忘れん坊の外部記憶域

興味を持ったことについて書き散らしています。

他者の言葉には常に意味がある

 この世には様々な格言・名言・金言・箴言があります。それらの多くは有用であり、そこから何かしらを学び取ることは極めて有益です。時間の試練を乗り越え諸人の篩にかけられた数々の言葉はまさに砂金の如き価値を持ちます。

 ではそういった言葉のみを拾い上げればいいか、俗世に流布する衆生の言葉は不要な雑音として排除すべきか。

 それもまた極端であり、望ましくないと私は考えます。たとえ金言・箴言でないとしても、他者の言葉は常に何かしらの意味を持つものです。

 

相対性

 まず、如何な金言・箴言と言えども、用いるべきでない時や場合があり、人によっては有害となることもあり、あらゆる時間にあらゆる状況であらゆる人に適用されるような万能性を持つわけではありません。どれだけ優れた言葉であっても、それを自らに取り入れるか、そして如何に用いるかの選択は不可欠です。

 その選択には無数の言葉を取り入れて自らの篩にかける判断、すなわち自らにとっての黄金を探す行為が必要になります。

 

 黄金を得るために必要なことは、つるはしを振るって鉱石を掘り進めること、川底を浚って砂礫を抄うことです。無益に思える石を掘り進め、徒労に思える砂をかき集めた果てに初めて黄金を獲得することができます。

 その途上にある石や砂をただ無駄だからと無視して黄金のみを探し求める行為は、あたかも鉱脈をただ眺めて金脈を探すようなもの、もしくは砂金を掘るにあたって川をただ眺めているようなものであり、類まれな幸運に恵まれなければ意味ある黄金を得ることは叶わないでしょう。

 また、価値とは常に相対的なものであり、黄金はそれ単独では黄金足り得ません。銀があり、銅があり、鉄があり、石や砂があるからこその黄金です。砂をふるい、石をかき分け、鉄を眺め、銅を学び、銀を知る。そうした相対的に異なるものと比較して初めて黄金を得たことを理解できます。

 

 これは言葉でも同様です。

 人は無数の言葉を拾い集めることで初めて自身にとっての価値ある金言を得ることができます。そしてその過程にある様々な言葉は金言を得るために必要な、意味のあるものです。

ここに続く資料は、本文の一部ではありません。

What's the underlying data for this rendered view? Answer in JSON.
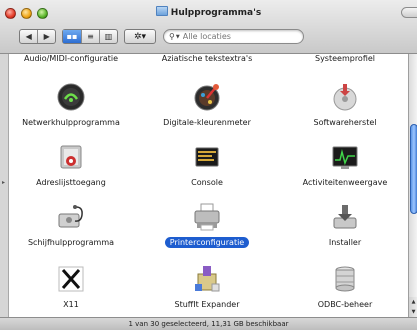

異なるものを拾い集め学び取る苦労をしたものだけに黄金の価値は分かるのであり、その努力をしない者は、路上に転がっている言葉を見つけたとて、たとえそれがどれだけ素晴らしいものだとしてもその価値に気付くことはないでしょう。

 

不完全性の自覚

 さらに言えば、言葉の価値は前述したように相対的です。時にそれが黄金となり、時にはそれが石となります。

 それを容易に判別できると考えるのは傲慢というものでしょう。人は誰しも未来を知る事はできないものであり、その言葉が今後黄金になり得るかを今時点で判別するのは早計に過ぎません。

 たとえそれが石に見えたとしても、ただガレ場に放ってしまうのはいずれ価値ある黄金を捨てることになりかねないと考えます。

 

 もちろん人は日々価値ある何かを見落とし投げ捨て気付かずに過ごしていくものではあります。しかしそのことを自覚しているかどうか、それは恐らく大きな違いです。

 

結言

 費用対効果・時間対効果を考えれば金言・箴言の類のみを学び取り入れるのも一つの選択ではあるでしょう。

 また人には所有できる容量が存在する以上、ありとあらゆる言葉に触れて保管しておくことも現実的ではありません。

 ただ、それでは金言を適切に取り扱う術を学ぶこともできず、金言を識別する技量を身に付けることもできません。やがて価値ある未来の金言を見落とすことにもなるでしょう。

 そのため、他者の言葉をまずは聞く、たとえその後に捨てるとしてもひとたびは受け止める、そういった姿勢を持つことには価値があり、だからこそ他者の言葉には常に意味があると考える次第です。

 

 

余談

 そしてもちろん、悪い言葉を選別して分けるにしてもです。何が悪しきかは悪しきを知らねばならないのですから。「これは薬だ」と言われたとて、水銀を飲むようなことは避けねばなりません。

 だからこそ他者の言葉を無批判に取り入れるのではなく受け止める姿勢が必要だと考えます。